Part of traveler’s philanthropy is being aware and mindful of our impact and responsibilities as we travel around the world. This mindful travel is also referred to as ethical or responsible travel. As travelers, we often look for places to visit, why not consider destinations that have made a commitment to improve sustainability and to benefit local communities?
Jeff Greenwald and Christy Hoover of EthicalTraveler.org recently released the 2010 Ethical Destinations Report and named 10 destinations in the developing world (often off the beaten path) that have plenty of natural wonders, fascinating cultures, and are working hard at preserving natural assets, promoting mindful travel, and building an economy in which local communities reap the benefits of tourism.
10 Best Ethical Destinations in the Developing World
1. Argentina (South America)
2. Belize (Central America)
3. Chile (South America)
4. Ghana (Africa)
5. Lithuania (Europe)
6. Namibia (Africa)
7. Poland (Europe)
8. Seychelles (island republic – Africa)
9. South Africa (Africa)
10. Republic of Suriname (South America)
Ethical Traveler evaluated developing nations from Afganistan to Zimbabwe based on three categories: environmental protection, social welfare, and human rights.
Contrary to some news reports, their research found that the global economic downturn has slowed down efforts at sustainability in both developed and especially, developing countries because of their strong dependence on tourism.

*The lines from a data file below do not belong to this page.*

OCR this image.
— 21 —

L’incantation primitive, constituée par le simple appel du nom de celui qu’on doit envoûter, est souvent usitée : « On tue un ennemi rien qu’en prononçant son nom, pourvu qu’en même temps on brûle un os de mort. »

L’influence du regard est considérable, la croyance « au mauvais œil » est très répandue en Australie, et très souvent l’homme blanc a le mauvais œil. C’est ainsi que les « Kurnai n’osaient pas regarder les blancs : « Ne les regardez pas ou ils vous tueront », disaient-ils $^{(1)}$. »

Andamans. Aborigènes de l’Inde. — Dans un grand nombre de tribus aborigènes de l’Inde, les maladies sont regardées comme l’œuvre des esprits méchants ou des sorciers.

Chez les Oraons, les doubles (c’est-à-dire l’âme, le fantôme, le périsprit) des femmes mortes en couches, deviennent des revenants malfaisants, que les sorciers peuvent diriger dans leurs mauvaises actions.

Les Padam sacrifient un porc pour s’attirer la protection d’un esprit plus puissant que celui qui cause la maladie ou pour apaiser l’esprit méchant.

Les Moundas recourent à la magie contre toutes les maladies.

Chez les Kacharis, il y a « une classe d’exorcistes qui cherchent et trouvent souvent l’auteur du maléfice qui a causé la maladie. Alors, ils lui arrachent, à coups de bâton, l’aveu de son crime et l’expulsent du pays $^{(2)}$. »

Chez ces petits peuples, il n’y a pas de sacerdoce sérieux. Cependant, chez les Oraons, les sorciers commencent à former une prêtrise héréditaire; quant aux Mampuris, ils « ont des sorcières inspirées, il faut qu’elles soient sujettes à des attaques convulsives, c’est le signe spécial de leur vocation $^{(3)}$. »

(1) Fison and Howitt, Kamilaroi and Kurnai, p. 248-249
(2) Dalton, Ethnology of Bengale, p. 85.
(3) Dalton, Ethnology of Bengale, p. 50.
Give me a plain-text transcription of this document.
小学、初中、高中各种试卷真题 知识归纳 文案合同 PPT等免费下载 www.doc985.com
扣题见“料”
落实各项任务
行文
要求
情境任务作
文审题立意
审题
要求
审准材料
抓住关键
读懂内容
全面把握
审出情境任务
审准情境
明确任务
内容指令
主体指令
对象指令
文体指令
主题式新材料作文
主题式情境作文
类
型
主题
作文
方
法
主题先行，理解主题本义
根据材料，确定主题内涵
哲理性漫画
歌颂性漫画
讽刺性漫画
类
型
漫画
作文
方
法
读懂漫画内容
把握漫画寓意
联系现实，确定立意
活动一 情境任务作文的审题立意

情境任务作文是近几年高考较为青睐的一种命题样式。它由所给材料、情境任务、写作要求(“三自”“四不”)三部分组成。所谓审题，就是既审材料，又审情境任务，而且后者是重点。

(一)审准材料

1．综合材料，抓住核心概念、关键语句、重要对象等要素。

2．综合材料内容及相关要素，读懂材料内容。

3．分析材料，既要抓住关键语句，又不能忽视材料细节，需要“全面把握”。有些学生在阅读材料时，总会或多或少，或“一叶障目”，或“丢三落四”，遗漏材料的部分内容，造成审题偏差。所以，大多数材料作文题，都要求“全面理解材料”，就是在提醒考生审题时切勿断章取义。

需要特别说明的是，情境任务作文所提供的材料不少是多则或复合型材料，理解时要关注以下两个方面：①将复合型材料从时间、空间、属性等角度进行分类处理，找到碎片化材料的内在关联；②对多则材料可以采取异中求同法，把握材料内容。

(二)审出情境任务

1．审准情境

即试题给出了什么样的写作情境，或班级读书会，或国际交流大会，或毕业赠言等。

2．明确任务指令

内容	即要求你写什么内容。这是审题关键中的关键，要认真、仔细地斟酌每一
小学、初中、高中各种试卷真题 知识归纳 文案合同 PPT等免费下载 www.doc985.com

Interestingly, not one Asian country made the list due to “irresponsible development, human rights abuses, and a lack of strong environmental policy. ” Africa, on the other hand, saw four of its countries make the list — a sign of promise for this continent.
Some countries have dropped off the list this year mainly due to child trafficking/prostitution and/or corruption. A past favorite Costa Rica is now consider by World Vision to be among the most notorious destinations for sexual predators with a high number of sex tourism venues, rivaling those of Thailand and the Philippines.
Nicaragua came off the list mainly because its new government, whom many believed came to power as a result of fraudulent elections, has reversed course in its human rights progress. The country had “created many initiatives to help local communities benefit from tourism, and is taking strong steps to protect and restore its tropical forests.”
While the countries on the 2010 list are far from perfect, they are making progress toward sustainability and responsible tourism. We hope travelers would vote with their dollars for these destinations to support their ongoing work toward being an ethical destination!